Did you think house prices were going to crash? be honest!
I posted this 4 months ago – and a LOT OF PEOPLE DISAGREED.
I had dozens of people DM’ing after posting this.
…on how house prices won’t be affected too much by CV-19.
So if you are STILL on the side-lines, read this again.
We all remember the impacts of the Global Financial Crisis, right? It was a scary time for investors in almost every asset class, as the share market posted heavy losses and spilled red all over the top end of town.
But do we really remember what happened to property?
Ask most people and they might recall it being a pretty dire time for those who put their cash in bricks and mortar.
But it wasn’t.
Buying during the GFC proved to be one of the best times to get onto the property adder.

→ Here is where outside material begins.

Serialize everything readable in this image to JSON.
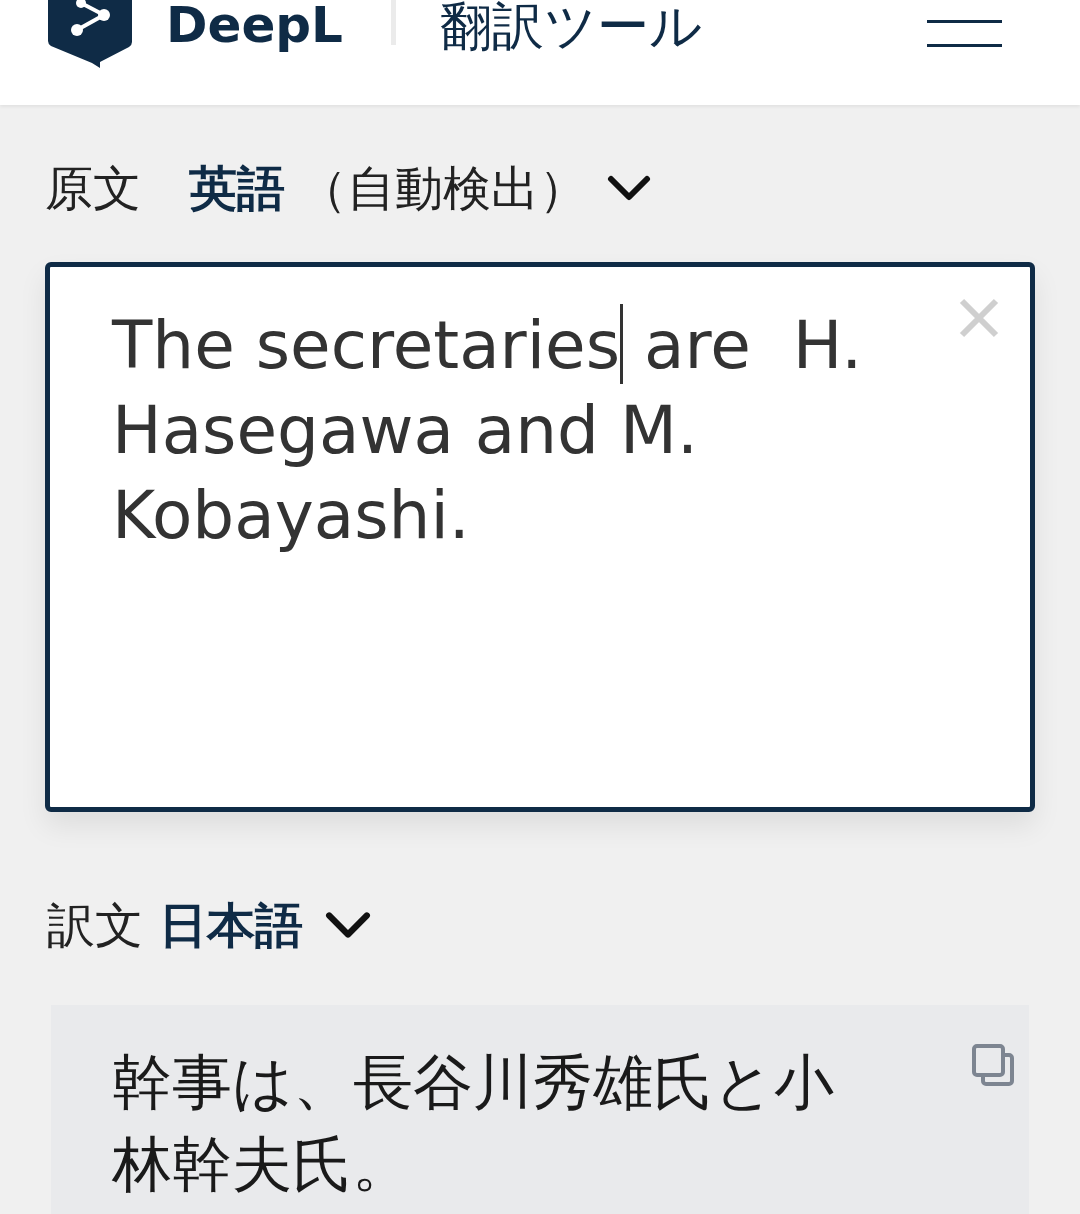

There were dips, for sure. The national median house price fell by 3.5 per cent over two consecutive quarters at the height of the panic in late 2008. But then… they rose from early 2009 on the back of government stimulus.
And the turnaround was sharp.
Within a quarter, the market had made up all of that lost ground and in the two quarters after that, had increased by about seven per cent.
And the upward trajectory continued.
As Domain summarised in a recent article: “It was home owners bold enough to strike during the global financial crisis who made the biggest windfall.”
Those investors saw the opportunity to act in a market with exceptional long-term growth prospects, underpinned by a long-term supply and demand imbalance, and to do so with a bit less competition while buyers were running scared.
A contributor to an increase in activity was falling interest rates. The cheap cost of credit encouraged people to act while the buying was good.
We’re in a similar scenario already, with record-low rates significantly boosting borrowing power and lowering costs.
Another major contributor was that the government sought to head off an economic mess by pouring billions and billions of dollars into a number of key battlegrounds.
A bit of perspective goes a long way.
With property, take advice from people who know the data, and have large healthy portfolios.
Not those who are running scared and haven’t ever invested.